Before you write a line of documentation, you should ask yourself whether the weird thing you were about to document can be expressed directly in the name of the method of the variable instead. Only once you have exhausted all the options for expressing the concept in code, then, only then, are you allowed to add the line of the documentation regarding it.


> Only once you have exhausted all the options for expressing the concept in code, then, only then, are you allowed to add the line of the documentation regarding it.

But that's what people are talking about when talking about comments. The assumption is that the code is organized and named well already.

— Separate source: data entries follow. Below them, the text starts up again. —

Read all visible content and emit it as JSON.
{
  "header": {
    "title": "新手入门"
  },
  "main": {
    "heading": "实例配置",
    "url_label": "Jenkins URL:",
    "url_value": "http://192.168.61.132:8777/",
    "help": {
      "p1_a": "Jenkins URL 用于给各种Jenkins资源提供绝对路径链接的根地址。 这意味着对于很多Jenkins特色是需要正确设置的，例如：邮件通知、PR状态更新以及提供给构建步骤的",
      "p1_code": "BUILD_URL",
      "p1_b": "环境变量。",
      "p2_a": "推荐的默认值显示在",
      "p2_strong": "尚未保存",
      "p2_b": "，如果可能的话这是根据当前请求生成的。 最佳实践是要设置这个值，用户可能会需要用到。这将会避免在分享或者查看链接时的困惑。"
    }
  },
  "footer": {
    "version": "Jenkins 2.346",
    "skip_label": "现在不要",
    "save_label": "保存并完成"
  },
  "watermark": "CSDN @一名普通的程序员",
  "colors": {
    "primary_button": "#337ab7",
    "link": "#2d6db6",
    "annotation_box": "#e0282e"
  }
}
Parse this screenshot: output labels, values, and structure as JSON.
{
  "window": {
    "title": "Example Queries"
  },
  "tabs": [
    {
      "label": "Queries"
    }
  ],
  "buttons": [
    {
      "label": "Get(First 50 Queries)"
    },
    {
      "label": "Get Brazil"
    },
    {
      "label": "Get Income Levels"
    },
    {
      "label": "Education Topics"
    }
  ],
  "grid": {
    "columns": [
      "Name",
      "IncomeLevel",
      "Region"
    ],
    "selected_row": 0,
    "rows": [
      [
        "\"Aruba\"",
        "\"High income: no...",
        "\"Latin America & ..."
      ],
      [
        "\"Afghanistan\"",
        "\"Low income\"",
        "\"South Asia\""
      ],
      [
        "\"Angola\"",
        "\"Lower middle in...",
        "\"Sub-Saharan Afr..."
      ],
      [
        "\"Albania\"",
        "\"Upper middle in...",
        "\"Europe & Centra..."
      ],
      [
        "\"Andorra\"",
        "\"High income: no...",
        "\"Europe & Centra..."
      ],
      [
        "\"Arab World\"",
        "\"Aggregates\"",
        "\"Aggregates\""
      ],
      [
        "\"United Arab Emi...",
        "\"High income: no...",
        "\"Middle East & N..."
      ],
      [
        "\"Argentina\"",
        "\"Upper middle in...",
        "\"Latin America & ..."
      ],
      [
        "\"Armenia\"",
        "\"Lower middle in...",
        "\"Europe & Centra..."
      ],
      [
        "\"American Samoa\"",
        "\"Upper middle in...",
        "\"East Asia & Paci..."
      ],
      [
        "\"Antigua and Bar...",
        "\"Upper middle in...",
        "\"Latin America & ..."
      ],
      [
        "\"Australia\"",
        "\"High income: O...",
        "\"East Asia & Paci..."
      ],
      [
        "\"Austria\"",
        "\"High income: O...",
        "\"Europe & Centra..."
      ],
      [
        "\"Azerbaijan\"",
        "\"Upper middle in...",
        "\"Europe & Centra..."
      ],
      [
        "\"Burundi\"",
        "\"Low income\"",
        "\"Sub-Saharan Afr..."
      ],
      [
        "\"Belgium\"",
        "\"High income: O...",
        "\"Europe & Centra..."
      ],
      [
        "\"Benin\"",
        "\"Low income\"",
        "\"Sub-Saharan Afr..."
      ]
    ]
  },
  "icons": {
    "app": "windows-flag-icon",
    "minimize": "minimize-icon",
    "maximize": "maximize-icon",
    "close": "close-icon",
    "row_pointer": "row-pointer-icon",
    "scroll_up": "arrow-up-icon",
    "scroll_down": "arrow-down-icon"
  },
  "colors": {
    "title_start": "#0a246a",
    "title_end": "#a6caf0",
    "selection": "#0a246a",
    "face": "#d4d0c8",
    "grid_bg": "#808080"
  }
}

The real world of complexity is way beyond the expressiveness of code, unless you want function names like:

prorateTheCurrentDaysPartialFactoryReceiptsToYesterdaysStateOfSalesOrderAllocationsInTheSamePrioritySequenceThatDrivesFinancialReportingOfOwnedInventoryByBusinessUnit()

The code that performs this function is relatively simple, but the multiple concepts involved in the WHY and HOW are much less obvious.


Or you know, work the devs 40 hour weeks and make sure documentation is valued. Everything costs one way or another, it's all trade-off turtles all the way down.


Don't let perfect be the enemy of good.

"We don't write any documentation because we can't afford a dedicated QA process to certify it" <- that's dumb.